Note that who = "World" is not valid – there must not be a space between variable and value.

Reading

We declared a variable in the last example, but we can also have the user set the value of a variable dynamically. For example, instead of just having the script say Hello, World!, we can make it ask for the name of the person calling the script, then output that name. We’ll do this using the read command.

hello-world
#!/bin/bash
echo Who are you?
read who
echo Hello, $who!

Conditionals

if statements use the if, then, else, and fi keywords.
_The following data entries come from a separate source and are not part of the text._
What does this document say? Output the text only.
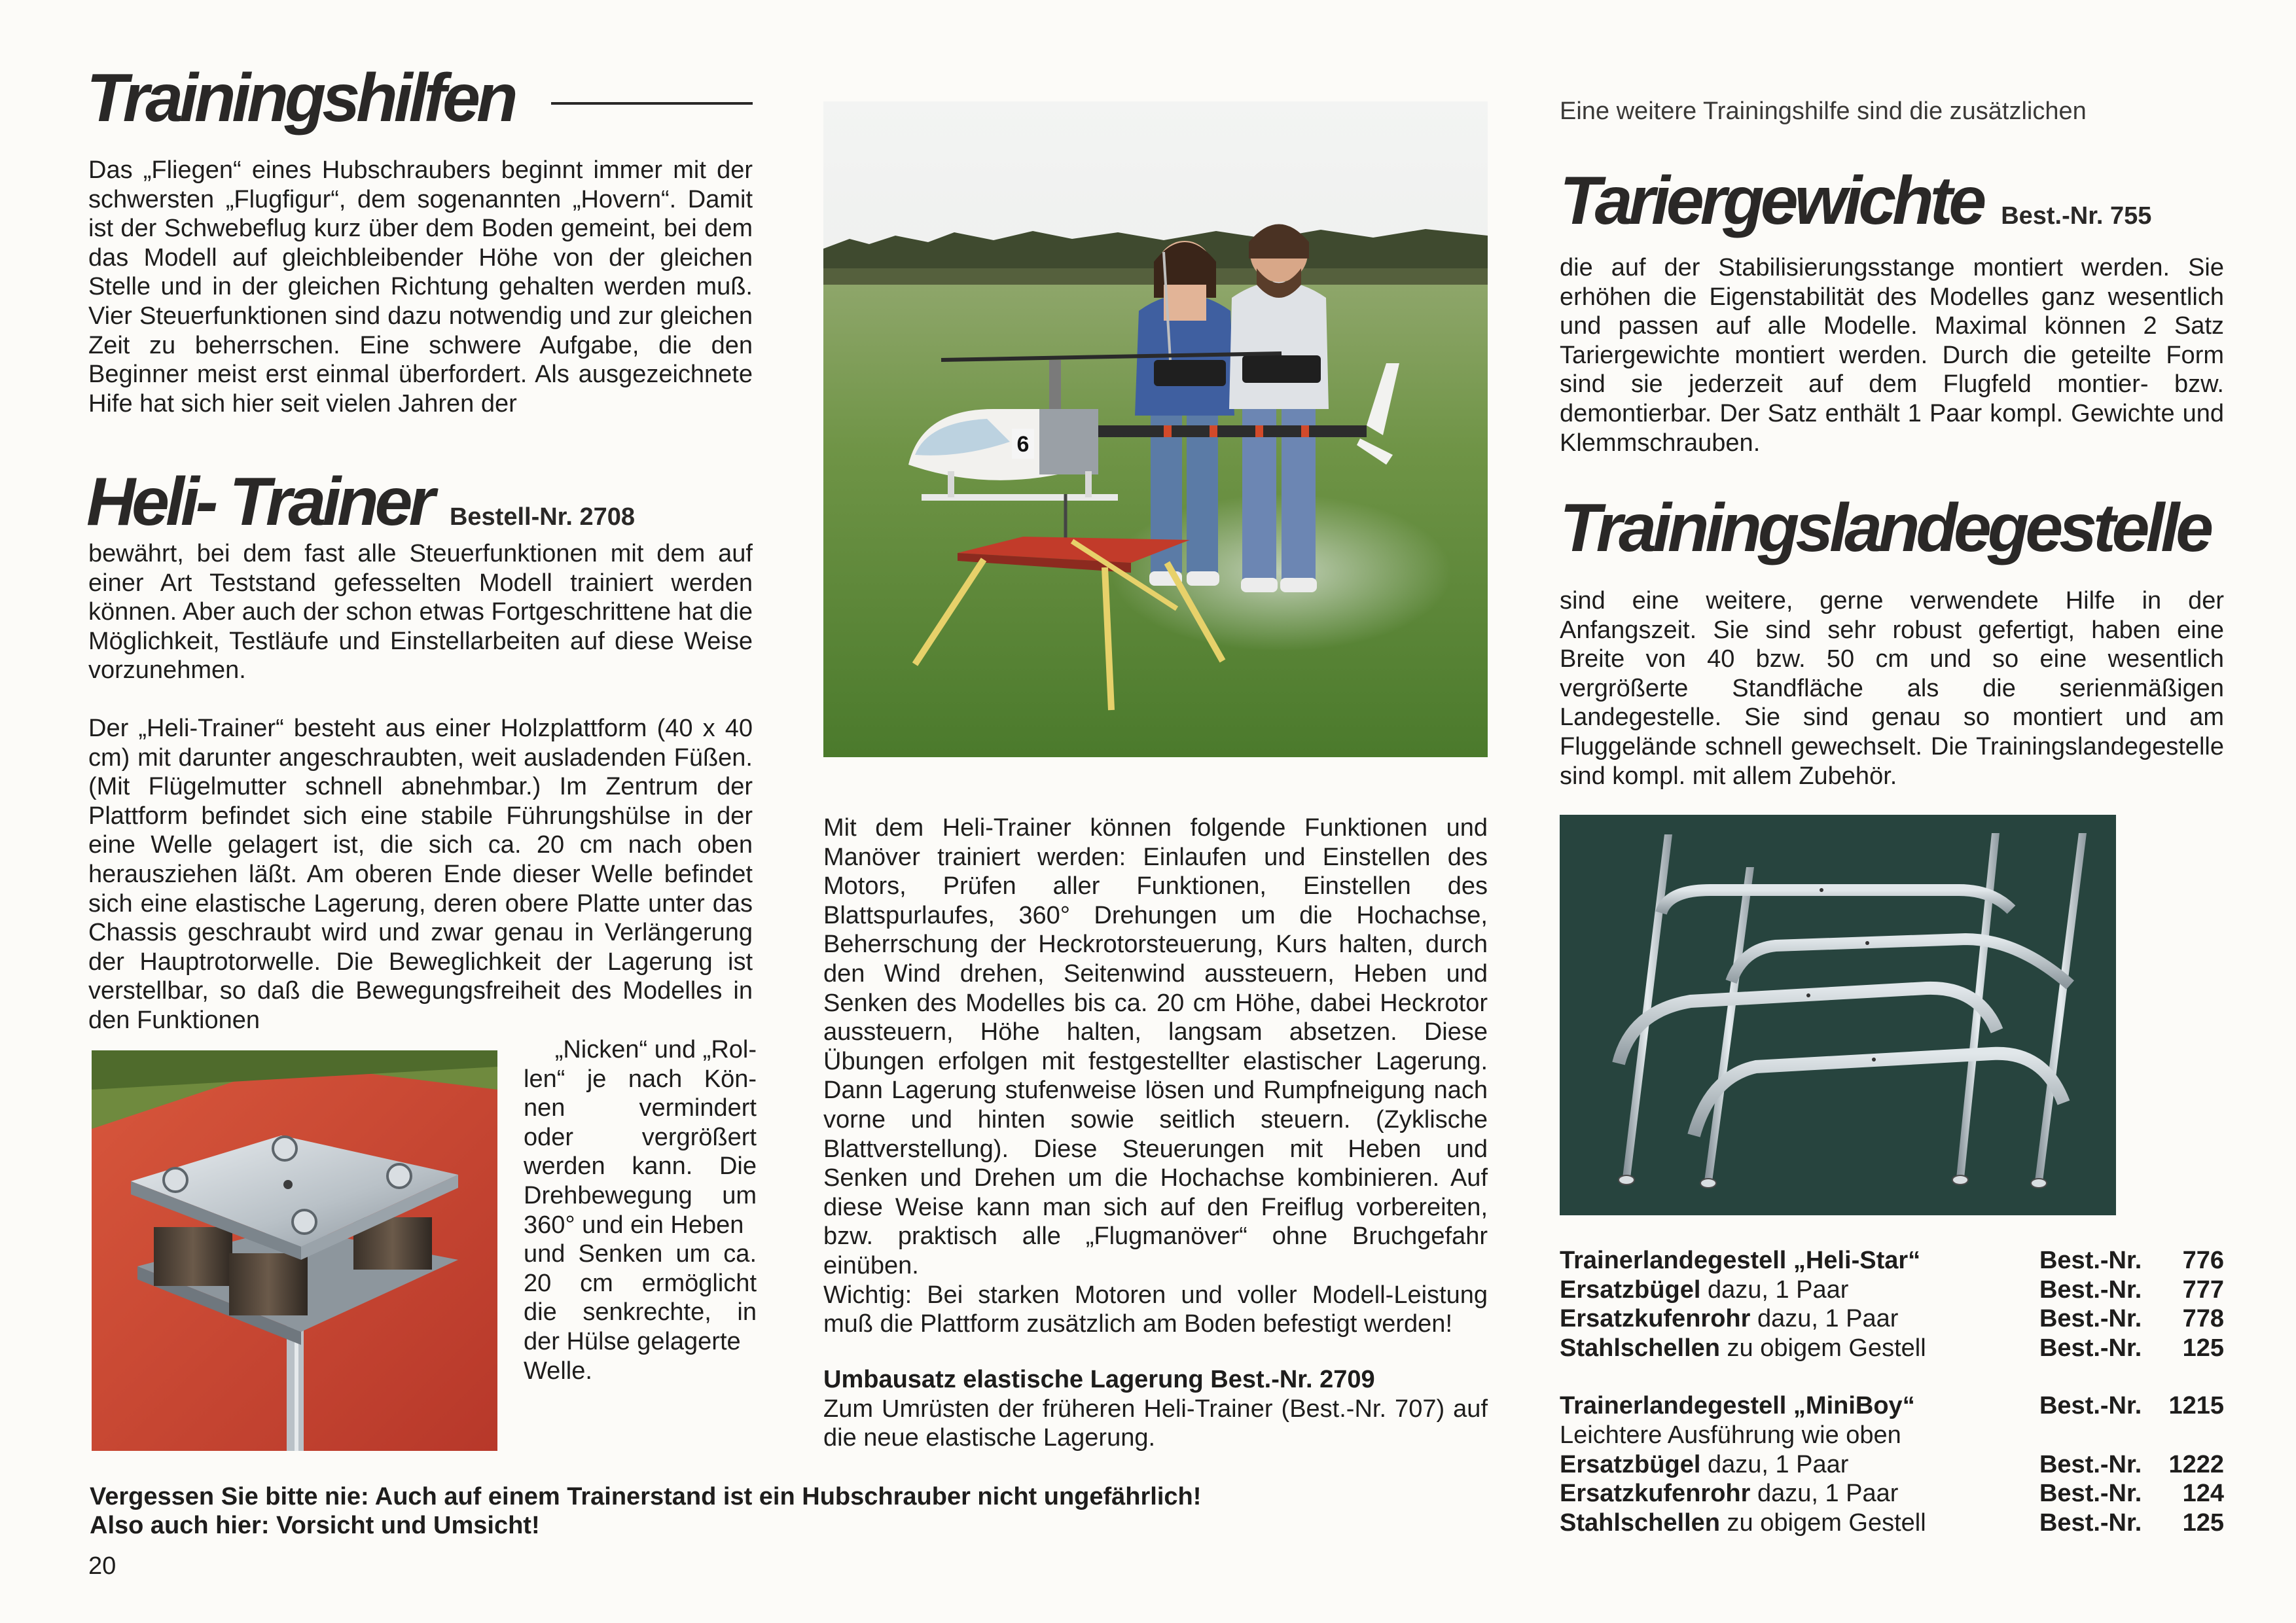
Trainingshilfen

Das „Fliegen“ eines Hubschraubers beginnt immer mit der schwersten „Flugfigur“, dem sogenannten „Hovern“. Damit ist der Schwebeflug kurz über dem Boden gemeint, bei dem das Modell auf gleichbleibender Höhe von der gleichen Stelle und in der gleichen Richtung gehalten werden muß. Vier Steuerfunktionen sind dazu notwendig und zur gleichen Zeit zu beherrschen. Eine schwere Aufgabe, die den Beginner meist erst einmal überfordert. Als ausgezeichnete Hife hat sich hier seit vielen Jahren der

Heli- Trainer Bestell-Nr. 2708

bewährt, bei dem fast alle Steuerfunktionen mit dem auf einer Art Teststand gefesselten Modell trainiert werden können. Aber auch der schon etwas Fortgeschrittene hat die Möglichkeit, Testläufe und Einstellarbeiten auf diese Weise vorzunehmen.

Der „Heli-Trainer“ besteht aus einer Holzplattform (40 x 40 cm) mit darunter angeschraubten, weit ausladenden Füßen. (Mit Flügelmutter schnell abnehmbar.) Im Zentrum der Plattform befindet sich eine stabile Führungshülse in der eine Welle gelagert ist, die sich ca. 20 cm nach oben herausziehen läßt. Am oberen Ende dieser Welle befindet sich eine elastische Lagerung, deren obere Platte unter das Chassis geschraubt wird und zwar genau in Verlängerung der Hauptrotorwelle. Die Beweglichkeit der Lagerung ist verstellbar, so daß die Bewegungsfreiheit des Modelles in den Funktionen

„Nicken“ und „Rol-
len“ je nach Kön-
nen vermindert
oder vergrößert
werden kann. Die
Drehbewegung um
360° und ein Heben
und Senken um ca.
20 cm ermöglicht
die senkrechte, in
der Hülse gelagerte
Welle.
6

Mit dem Heli-Trainer können folgende Funktionen und Manöver trainiert werden: Einlaufen und Einstellen des Motors, Prüfen aller Funktionen, Einstellen des Blattspurlaufes, 360° Drehungen um die Hochachse, Beherrschung der Heckrotorsteuerung, Kurs halten, durch den Wind drehen, Seitenwind aussteuern, Heben und Senken des Modelles bis ca. 20 cm Höhe, dabei Heckrotor aussteuern, Höhe halten, langsam absetzen. Diese Übungen erfolgen mit festgestellter elastischer Lagerung. Dann Lagerung stufenweise lösen und Rumpfneigung nach vorne und hinten sowie seitlich steuern. (Zyklische Blattverstellung). Diese Steuerungen mit Heben und Senken und Drehen um die Hochachse kombinieren. Auf diese Weise kann man sich auf den Freiflug vorbereiten, bzw. praktisch alle „Flugmanöver“ ohne Bruchgefahr einüben.

Wichtig: Bei starken Motoren und voller Modell-Leistung muß die Plattform zusätzlich am Boden befestigt werden!

Umbausatz elastische Lagerung Best.-Nr. 2709

Zum Umrüsten der früheren Heli-Trainer (Best.-Nr. 707) auf die neue elastische Lagerung.

Eine weitere Trainingshilfe sind die zusätzlichen
Tariergewichte Best.-Nr. 755

die auf der Stabilisierungsstange montiert werden. Sie erhöhen die Eigenstabilität des Modelles ganz wesentlich und passen auf alle Modelle. Maximal können 2 Satz Tariergewichte montiert werden. Durch die geteilte Form sind sie jederzeit auf dem Flugfeld montier- bzw. demontierbar. Der Satz enthält 1 Paar kompl. Gewichte und Klemmschrauben.

Trainingslandegestelle

sind eine weitere, gerne verwendete Hilfe in der Anfangszeit. Sie sind sehr robust gefertigt, haben eine Breite von 40 bzw. 50 cm und so eine wesentlich vergrößerte Standfläche als die serienmäßigen Landegestelle. Sie sind genau so montiert und am Fluggelände schnell gewechselt. Die Trainingslandegestelle sind kompl. mit allem Zubehör.

Trainerlandegestell „Heli-Star“	Best.-Nr.	776
Ersatzbügel dazu, 1 Paar	Best.-Nr.	777
Ersatzkufenrohr dazu, 1 Paar	Best.-Nr.	778
Stahlschellen zu obigem Gestell	Best.-Nr.	125

Trainerlandegestell „MiniBoy“	Best.-Nr.	1215
Leichtere Ausführung wie oben		
Ersatzbügel dazu, 1 Paar	Best.-Nr.	1222
Ersatzkufenrohr dazu, 1 Paar	Best.-Nr.	124
Stahlschellen zu obigem Gestell	Best.-Nr.	125
Vergessen Sie bitte nie: Auch auf einem Trainerstand ist ein Hubschrauber nicht ungefährlich!
Also auch hier: Vorsicht und Umsicht!
20
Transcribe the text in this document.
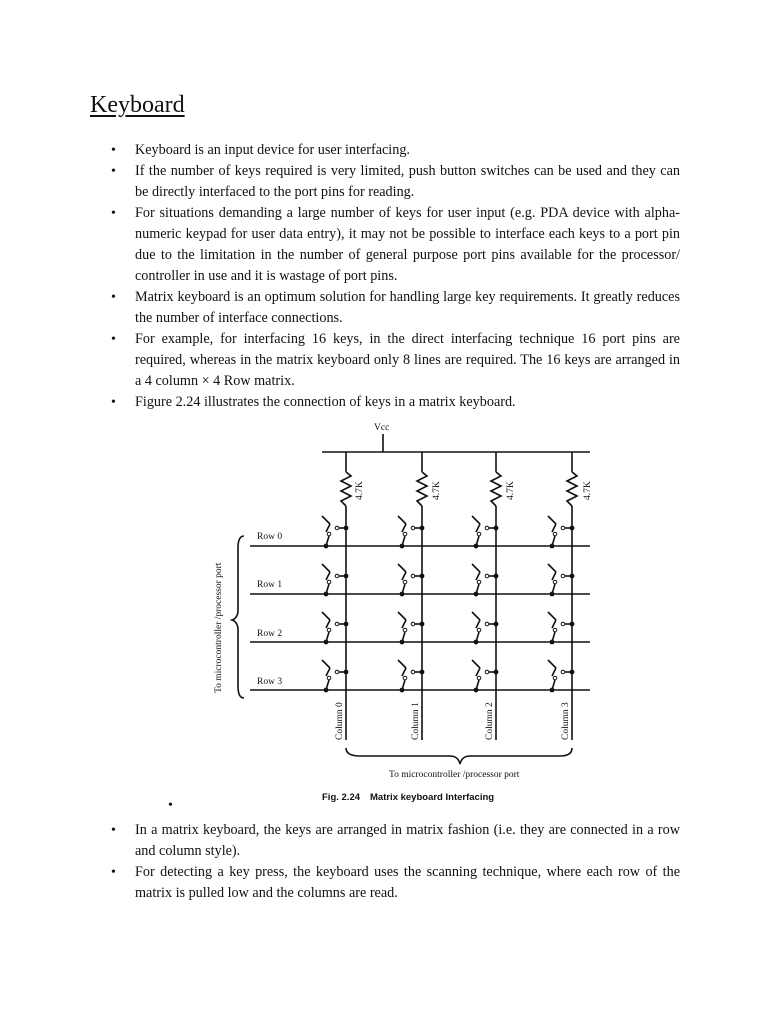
Keyboard
• Keyboard is an input device for user interfacing.
• If the number of keys required is very limited, push button switches can be used and they can be directly interfaced to the port pins for reading.
• For situations demanding a large number of keys for user input (e.g. PDA device with alpha-numeric keypad for user data entry), it may not be possible to interface each keys to a port pin due to the limitation in the number of general purpose port pins available for the processor/ controller in use and it is wastage of port pins.
• Matrix keyboard is an optimum solution for handling large key requirements. It greatly reduces the number of interface connections.
• For example, for interfacing 16 keys, in the direct interfacing technique 16 port pins are required, whereas in the matrix keyboard only 8 lines are required. The 16 keys are arranged in a 4 column × 4 Row matrix.
• Figure 2.24 illustrates the connection of keys in a matrix keyboard.
Vcc
4.7K	4.7K	4.7K	4.7K
Row 0
Row 1
Row 2
Row 3
Column 0	Column 1	Column 2	Column 3
To microcontroller /processor port
To microcontroller /processor port
Fig. 2.24 Matrix keyboard Interfacing
•
• In a matrix keyboard, the keys are arranged in matrix fashion (i.e. they are connected in a row and column style).
• For detecting a key press, the keyboard uses the scanning technique, where each row of the matrix is pulled low and the columns are read.
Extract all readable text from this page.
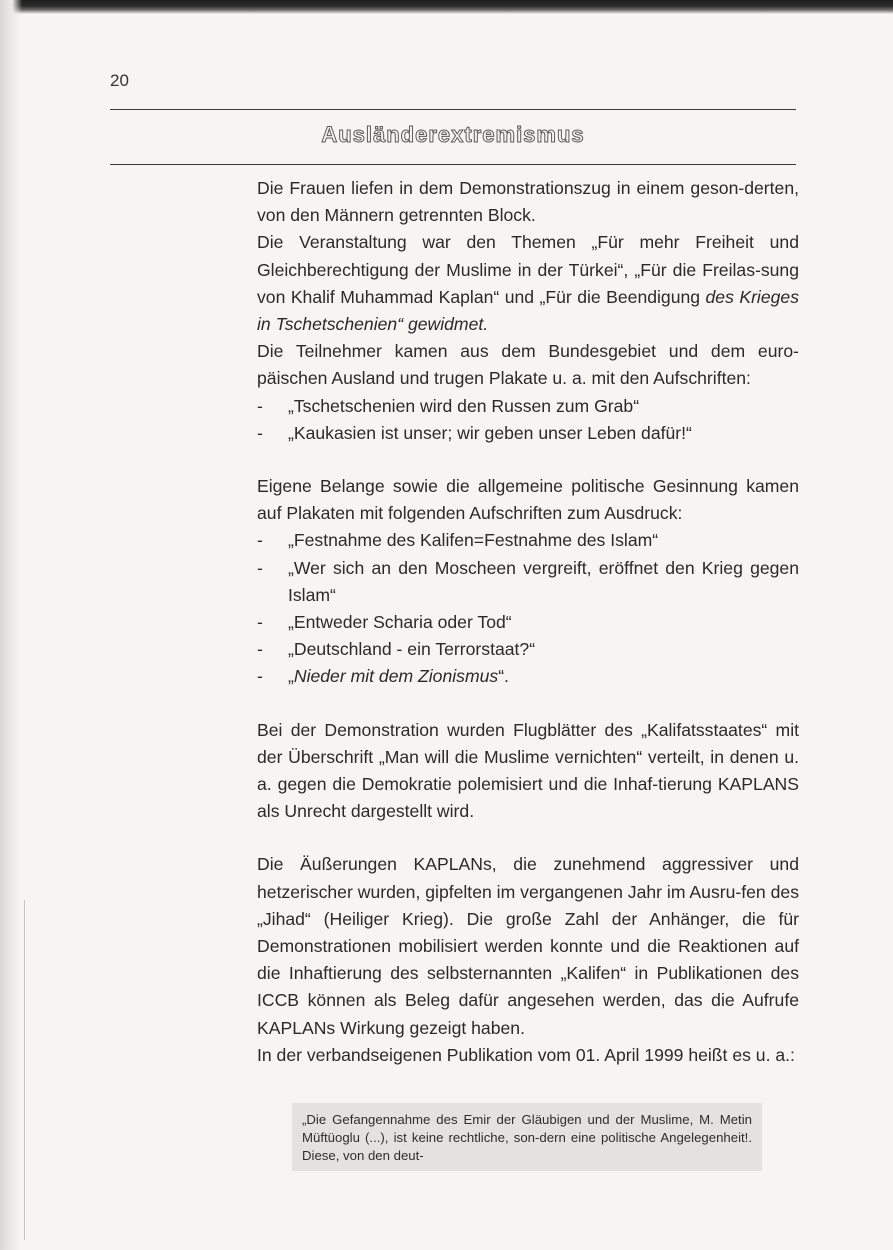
20
Ausländerextremismus

Die Frauen liefen in dem Demonstrationszug in einem geson-derten, von den Männern getrennten Block.

Die Veranstaltung war den Themen „Für mehr Freiheit und Gleichberechtigung der Muslime in der Türkei“, „Für die Freilas-sung von Khalif Muhammad Kaplan“ und „Für die Beendigung des Krieges in Tschetschenien“ gewidmet.

Die Teilnehmer kamen aus dem Bundesgebiet und dem euro-päischen Ausland und trugen Plakate u. a. mit den Aufschriften:

- „Tschetschenien wird den Russen zum Grab“
- „Kaukasien ist unser; wir geben unser Leben dafür!“

Eigene Belange sowie die allgemeine politische Gesinnung kamen auf Plakaten mit folgenden Aufschriften zum Ausdruck:

- „Festnahme des Kalifen=Festnahme des Islam“
- „Wer sich an den Moscheen vergreift, eröffnet den Krieg gegen Islam“
- „Entweder Scharia oder Tod“
- „Deutschland - ein Terrorstaat?“
- „Nieder mit dem Zionismus“.

Bei der Demonstration wurden Flugblätter des „Kalifatsstaates“ mit der Überschrift „Man will die Muslime vernichten“ verteilt, in denen u. a. gegen die Demokratie polemisiert und die Inhaf-tierung KAPLANS als Unrecht dargestellt wird.

Die Äußerungen KAPLANs, die zunehmend aggressiver und hetzerischer wurden, gipfelten im vergangenen Jahr im Ausru-fen des „Jihad“ (Heiliger Krieg). Die große Zahl der Anhänger, die für Demonstrationen mobilisiert werden konnte und die Reaktionen auf die Inhaftierung des selbsternannten „Kalifen“ in Publikationen des ICCB können als Beleg dafür angesehen werden, das die Aufrufe KAPLANs Wirkung gezeigt haben.

In der verbandseigenen Publikation vom 01. April 1999 heißt es u. a.:

„Die Gefangennahme des Emir der Gläubigen und der Muslime, M. Metin Müftüoglu (...), ist keine rechtliche, son-dern eine politische Angelegenheit!. Diese, von den deut-
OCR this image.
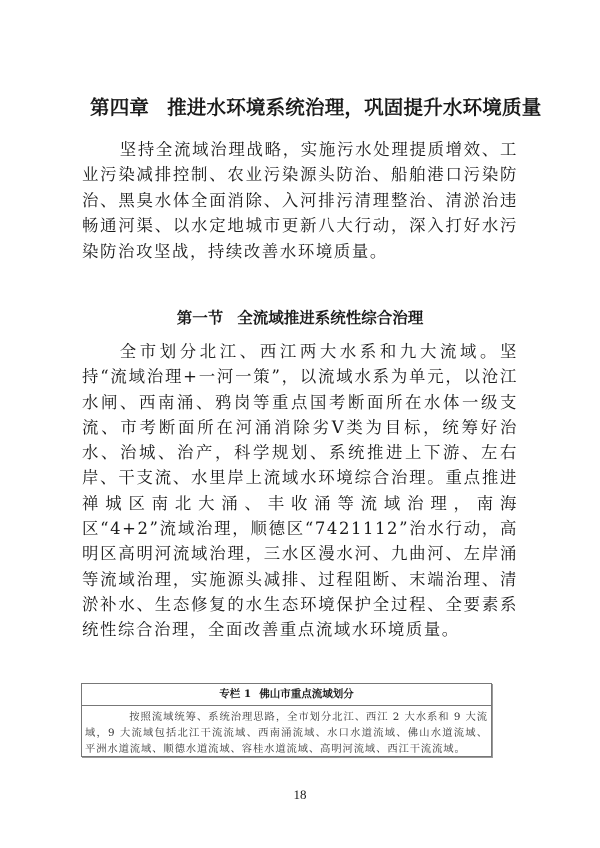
第四章 推进水环境系统治理，巩固提升水环境质量

坚持全流域治理战略，实施污水处理提质增效、工业污染减排控制、农业污染源头防治、船舶港口污染防治、黑臭水体全面消除、入河排污清理整治、清淤治违畅通河渠、以水定地城市更新八大行动，深入打好水污染防治攻坚战，持续改善水环境质量。

第一节 全流域推进系统性综合治理

全市划分北江、西江两大水系和九大流域。坚持“流域治理+一河一策”，以流域水系为单元，以沧江水闸、西南涌、鸦岗等重点国考断面所在水体一级支流、市考断面所在河涌消除劣Ⅴ类为目标，统筹好治水、治城、治产，科学规划、系统推进上下游、左右岸、干支流、水里岸上流域水环境综合治理。重点推进禅城区南北大涌、丰收涌等流域治理，南海区“4+2”流域治理，顺德区“7421112”治水行动，高明区高明河流域治理，三水区漫水河、九曲河、左岸涌等流域治理，实施源头减排、过程阻断、末端治理、清淤补水、生态修复的水生态环境保护全过程、全要素系统性综合治理，全面改善重点流域水环境质量。

专栏 1 佛山市重点流域划分

按照流域统筹、系统治理思路，全市划分北江、西江 2 大水系和 9 大流域，9 大流域包括北江干流流域、西南涌流域、水口水道流域、佛山水道流域、平洲水道流域、顺德水道流域、容桂水道流域、高明河流域、西江干流流域。

18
The condition goes in square brackets.

#!/bin/bash
echo How old are you?
read age
if [ "$age" -gt 20 ]
then
    echo You can drink.
else 
    echo You are too young to drink.
fi

Operators are slightly different in bash.

Bash Operator Operator Description
-eq == Equal
-ne != Not equal
-gt > Greater than
-ge >= Greater than or equal
-lt < Less than
-le <= Less than or equal
-z ==null Is null

Looping

Bash uses for, while, and until loops. In this example, I’ll use the for…in loop to get all the files in a directory and list them.

#!/bin/bash
FILES=/Users/laurenceb/dev/*
for file in $FILES
do
  echo $(basename $file)
done

Git Deploy Example Script

A bash script can use any commands you can use on the command line. An example of a script you might make for yourself is the one below, where the user is prompted for a git commit message and the process of adding, committing, and pushing to origin is all done with a single command.

#!/bin/bash
read -r -p 'Commit message: ' desc  # prompt user for commit message
git add -A                          # track added deleted files
git commit -m "$desc"               # commit with message
git push origin master              # push to origin

The read command: -r do not allow backslashes to escape any characters -p prompt output the string PROMPT without a trailing newline before enter man read in terminal to see more!

Then just run the command push_git in terminal

push_git

You can always use add ./ before the file name (e.g. ./hello-world) to run the script from the current directory.

I hope this article has been helpful for you to get started with bash scripting.